Europan 18 | Risultati
EUROPAN 18: Re-Sourcing
Dal 17 novembre i risultati del concorso europeo per i giovani talenti dell’architettura!
Si conclude la diciottesima edizione di EUROPAN sul tema Re-Sourcing.
1085 gruppi di giovani hanno affrontato la sfida sui 47 siti in tutta Europa, proposti dai promotori delle Città dei 12 paesi organizzatori del concorso*.
804 progetti presentati circa il 75% dei gruppi iscritti.
Le giurie nazionali, tra settembre e inizi novembre 2025, hanno preselezionato 236 proposte, per l’analisi comparativa europea da inviare al “Forum delle città e delle Giurie” che si è svolto quest’anno a Lisbona dal 16 al 18 ottobre.
Dopo i lavori, conclusi entro fine ottobre, le 10 Giurie hanno premiato 158 progetti (45 vincitori, 47 runner up, 61 menzioni speciali).
I 153 team vincitori provengono da 18 paesi diversi.
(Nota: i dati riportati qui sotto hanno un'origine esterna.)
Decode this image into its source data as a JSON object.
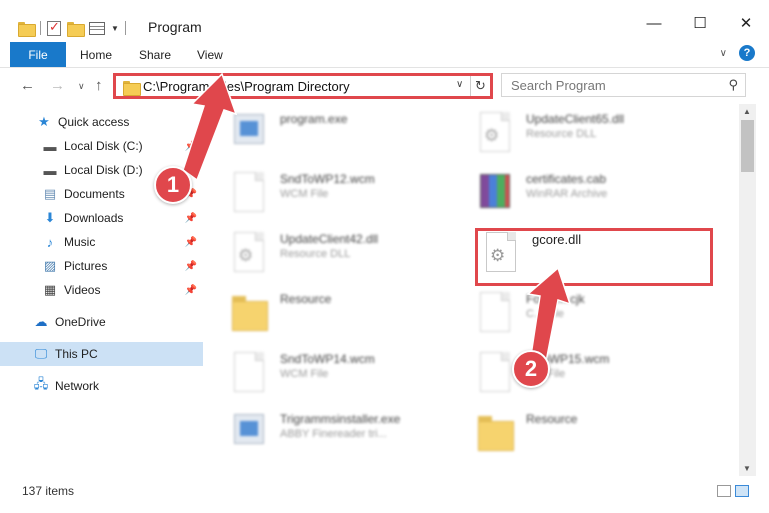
{
  "window": {
    "title": "Program",
    "minimize_glyph": "—",
    "maximize_glyph": "☐",
    "close_glyph": "✕"
  },
  "ribbon": {
    "file": "File",
    "home": "Home",
    "share": "Share",
    "view": "View"
  },
  "address": {
    "path": "C:\\Program Files\\Program Directory",
    "search_placeholder": "Search Program"
  },
  "sidebar": {
    "items": [
      {
        "label": "Quick access",
        "icon": "star-icon"
      },
      {
        "label": "Local Disk (C:)",
        "icon": "drive-icon",
        "pinned": true
      },
      {
        "label": "Local Disk (D:)",
        "icon": "drive-icon",
        "pinned": true
      },
      {
        "label": "Documents",
        "icon": "documents-icon",
        "pinned": true
      },
      {
        "label": "Downloads",
        "icon": "download-icon",
        "pinned": true
      },
      {
        "label": "Music",
        "icon": "music-icon",
        "pinned": true
      },
      {
        "label": "Pictures",
        "icon": "pictures-icon",
        "pinned": true
      },
      {
        "label": "Videos",
        "icon": "videos-icon",
        "pinned": true
      },
      {
        "label": "OneDrive",
        "icon": "cloud-icon"
      },
      {
        "label": "This PC",
        "icon": "computer-icon",
        "selected": true
      },
      {
        "label": "Network",
        "icon": "network-icon"
      }
    ]
  },
  "files": [
    {
      "name": "program.exe",
      "type": "",
      "icon": "exe-icon"
    },
    {
      "name": "UpdateClient65.dll",
      "type": "Resource DLL",
      "icon": "dll-icon"
    },
    {
      "name": "SndToWP12.wcm",
      "type": "WCM File",
      "icon": "document-icon"
    },
    {
      "name": "certificates.cab",
      "type": "WinRAR Archive",
      "icon": "archive-icon"
    },
    {
      "name": "UpdateClient42.dll",
      "type": "Resource DLL",
      "icon": "dll-icon"
    },
    {
      "name": "gcore.dll",
      "type": "",
      "icon": "dll-icon"
    },
    {
      "name": "Resource",
      "type": "",
      "icon": "folder-icon"
    },
    {
      "name": "Fo...em.cjk",
      "type": "C... File",
      "icon": "document-icon"
    },
    {
      "name": "SndToWP14.wcm",
      "type": "WCM File",
      "icon": "document-icon"
    },
    {
      "name": "...ToWP15.wcm",
      "type": "...M File",
      "icon": "document-icon"
    },
    {
      "name": "Trigrammsinstaller.exe",
      "type": "ABBY Finereader tri...",
      "icon": "exe-icon"
    },
    {
      "name": "Resource",
      "type": "",
      "icon": "folder-icon"
    }
  ],
  "status": {
    "count": "137 items"
  },
  "callouts": {
    "step1": "1",
    "step2": "2"
  },
  "colors": {
    "accent": "#1979ca",
    "highlight": "#e0474c",
    "selected": "#cce1f5"
  }
}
Il 60% ha vinto nel proprio paese di residenza; il 40% ha vinto all'estero.
I team vincitori più motivati a competere all'estero si trovano in Germania (11 team su 17), in Italia (7 team su 13), nei Paesi Bassi (6 team su 14), in Spagna (9 team su 28), in Francia (8 team su 33).
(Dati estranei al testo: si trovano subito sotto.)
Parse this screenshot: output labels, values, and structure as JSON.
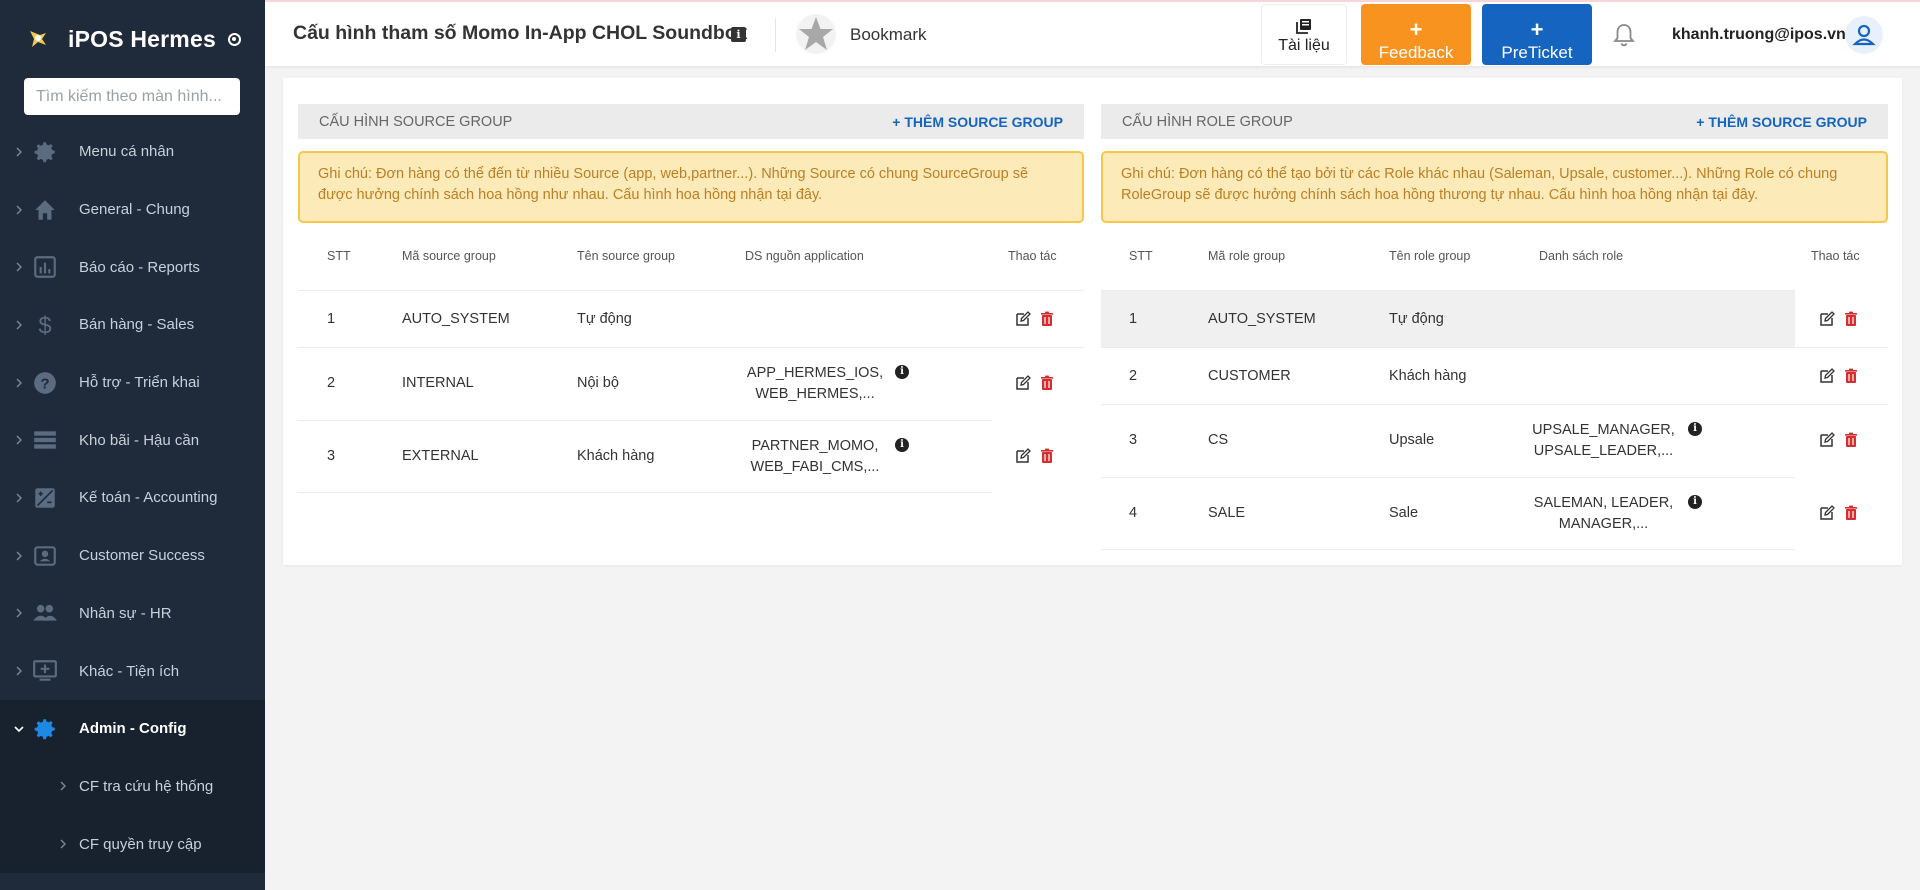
{
  "sidebar": {
    "brand": "iPOS Hermes",
    "search_placeholder": "Tìm kiếm theo màn hình...",
    "items": [
      {
        "label": "Menu cá nhân",
        "icon": "gear-icon"
      },
      {
        "label": "General - Chung",
        "icon": "home-icon"
      },
      {
        "label": "Báo cáo - Reports",
        "icon": "report-chart-icon"
      },
      {
        "label": "Bán hàng - Sales",
        "icon": "dollar-icon"
      },
      {
        "label": "Hỗ trợ - Triển khai",
        "icon": "help-circle-icon"
      },
      {
        "label": "Kho bãi - Hậu cần",
        "icon": "storage-icon"
      },
      {
        "label": "Kế toán - Accounting",
        "icon": "calculator-icon"
      },
      {
        "label": "Customer Success",
        "icon": "contact-card-icon"
      },
      {
        "label": "Nhân sự - HR",
        "icon": "people-icon"
      },
      {
        "label": "Khác - Tiện ích",
        "icon": "monitor-plus-icon"
      },
      {
        "label": "Admin - Config",
        "icon": "gear-icon"
      }
    ],
    "sub_items": [
      {
        "label": "CF tra cứu hệ thống"
      },
      {
        "label": "CF quyền truy cập"
      }
    ]
  },
  "header": {
    "title": "Cấu hình tham số Momo In-App CHOL Soundbox",
    "bookmark": "Bookmark",
    "docs": "Tài liệu",
    "feedback": "Feedback",
    "preticket": "PreTicket",
    "user_email": "khanh.truong@ipos.vn"
  },
  "source_panel": {
    "title": "CẤU HÌNH SOURCE GROUP",
    "add": "+ THÊM SOURCE GROUP",
    "note": "Ghi chú: Đơn hàng có thể đến từ nhiều Source (app, web,partner...). Những Source có chung SourceGroup sẽ được hưởng chính sách hoa hồng như nhau. Cấu hình hoa hồng nhận tại đây.",
    "columns": [
      "STT",
      "Mã source group",
      "Tên source group",
      "DS nguồn application",
      "Thao tác"
    ],
    "rows": [
      {
        "stt": "1",
        "code": "AUTO_SYSTEM",
        "name": "Tự động",
        "apps": [
          "",
          ""
        ]
      },
      {
        "stt": "2",
        "code": "INTERNAL",
        "name": "Nội bộ",
        "apps": [
          "APP_HERMES_IOS,",
          "WEB_HERMES,..."
        ]
      },
      {
        "stt": "3",
        "code": "EXTERNAL",
        "name": "Khách hàng",
        "apps": [
          "PARTNER_MOMO,",
          "WEB_FABI_CMS,..."
        ]
      }
    ]
  },
  "role_panel": {
    "title": "CẤU HÌNH ROLE GROUP",
    "add": "+ THÊM SOURCE GROUP",
    "note": "Ghi chú: Đơn hàng có thể tạo bởi từ các Role khác nhau (Saleman, Upsale, customer...). Những Role có chung RoleGroup sẽ được hưởng chính sách hoa hồng thương tự nhau. Cấu hình hoa hồng nhận tại đây.",
    "columns": [
      "STT",
      "Mã role group",
      "Tên role group",
      "Danh sách role",
      "Thao tác"
    ],
    "rows": [
      {
        "stt": "1",
        "code": "AUTO_SYSTEM",
        "name": "Tự động",
        "roles": [
          "",
          ""
        ]
      },
      {
        "stt": "2",
        "code": "CUSTOMER",
        "name": "Khách hàng",
        "roles": [
          "",
          ""
        ]
      },
      {
        "stt": "3",
        "code": "CS",
        "name": "Upsale",
        "roles": [
          "UPSALE_MANAGER,",
          "UPSALE_LEADER,..."
        ]
      },
      {
        "stt": "4",
        "code": "SALE",
        "name": "Sale",
        "roles": [
          "SALEMAN, LEADER,",
          "MANAGER,..."
        ]
      }
    ]
  },
  "colors": {
    "sidebar_bg": "#1f2a3a",
    "accent_blue": "#1565c0",
    "feedback_orange": "#f7931e",
    "note_bg": "#fdeab9",
    "delete_red": "#d32f2f"
  }
}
Il totale dei membri dei team vincitori rappresenta 470 associati e 75 collaboratori.
Degli 804 teams in gara, in cui tutti i componenti hanno meno di 40 anni, l'età media degli associati è di 30,7 anni.
I team vincitori e segnalati ricevono rispettivamente un premio di 12.000 € e 6.000 €, quindi saranno distribuiti premi per 822.000 €.
EUROPAN 18 è il concorso europeo di progetti urbani, paesaggistici e architettonici che portano all’avvio dei progetti/processi per la loro realizzazione – si svolge in collaborazione con comuni, enti locali e promotori europei ed è organizzato come iniziativa congiunta da 12 strutture europee.
L'argomento di questa sessione e stata dedicata al Re-sourcing. La fragilità dell'ecosistema terrestre e le crisi sociali portano a immaginare pratiche progettuali alternative, a progetti di rigenerazione che abbracciano natura e cultura, combinando dati biogeofisici con giustizia socio-spaziale e progetti di salute incentrati sulle ecologie del vivere e del prendersi cura.
Ottimo risultato anche per la Città di Polignano a Mare con 12 progetti in gara e una rosa di 4 progetti premiati.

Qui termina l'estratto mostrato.